[LLVMdev] [LSR] hoisting loop invariants in reverse order

Mon May 18 10:13:37 PDT 2015

> On May 8, 2015, at 10:22 PM, Jingyue Wu <jingyue at google.com> wrote:
> 
> Hi, 
> 
> I was tracking down a performance regression and noticed that LoopStrengthReduce hoists loop invariants (e.g., the initial formulae of indvars) in the reverse order of how they appear in the loop. 
> 
> This reverse order creates troubles for the StraightLineStrengthReduce pass I recently add.
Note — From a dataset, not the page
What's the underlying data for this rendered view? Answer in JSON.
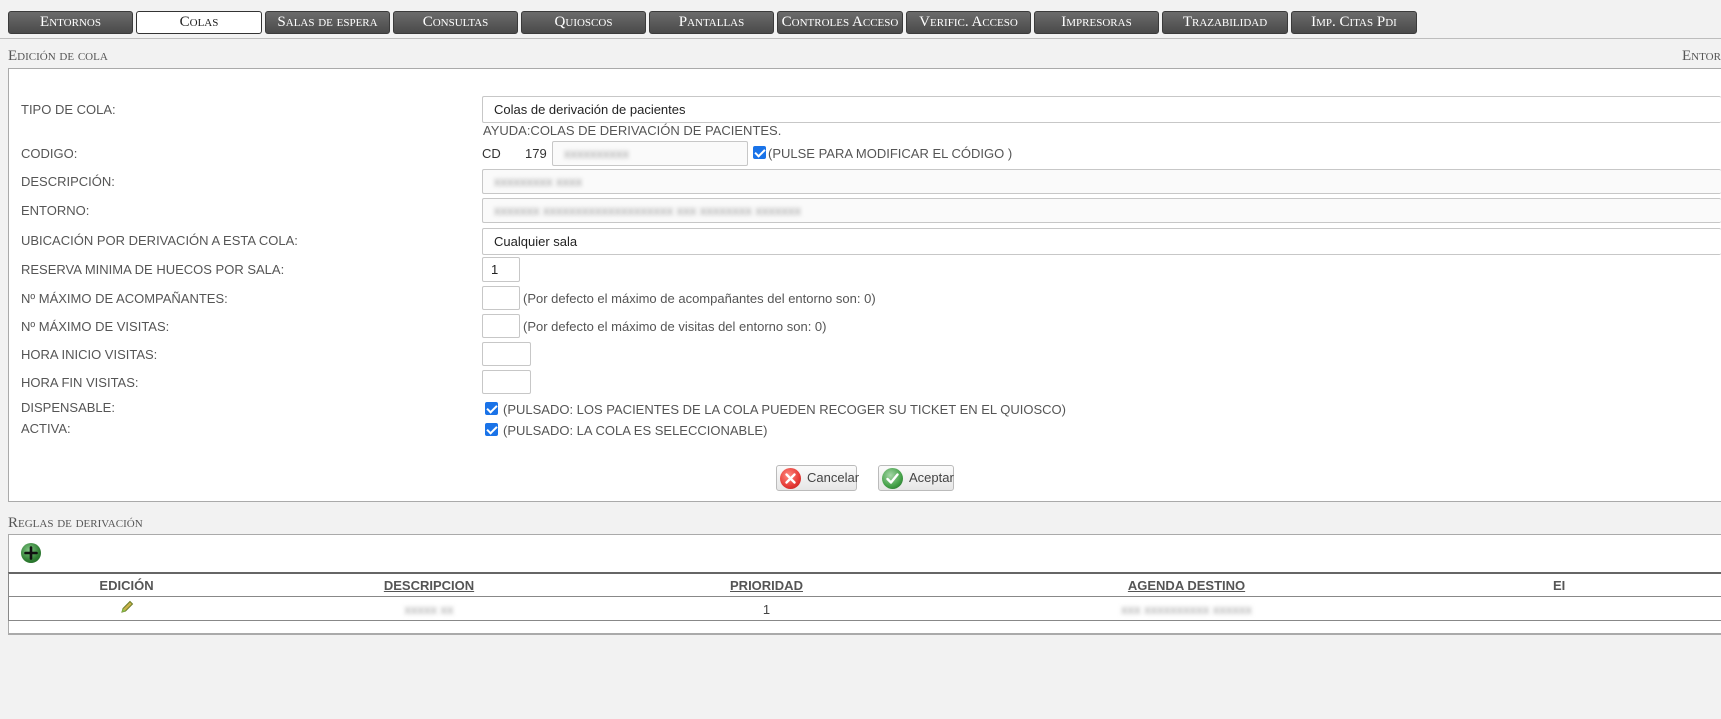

While I understand ultimately SLSR should be able to sort independent candidates in an optimal order, does it make sense to canonicalizing the order of LSR-hoisted loop invariants back to the "natural" order? IMO, the optimized code should in general resemble the original code unless intentionally changed otherwise. 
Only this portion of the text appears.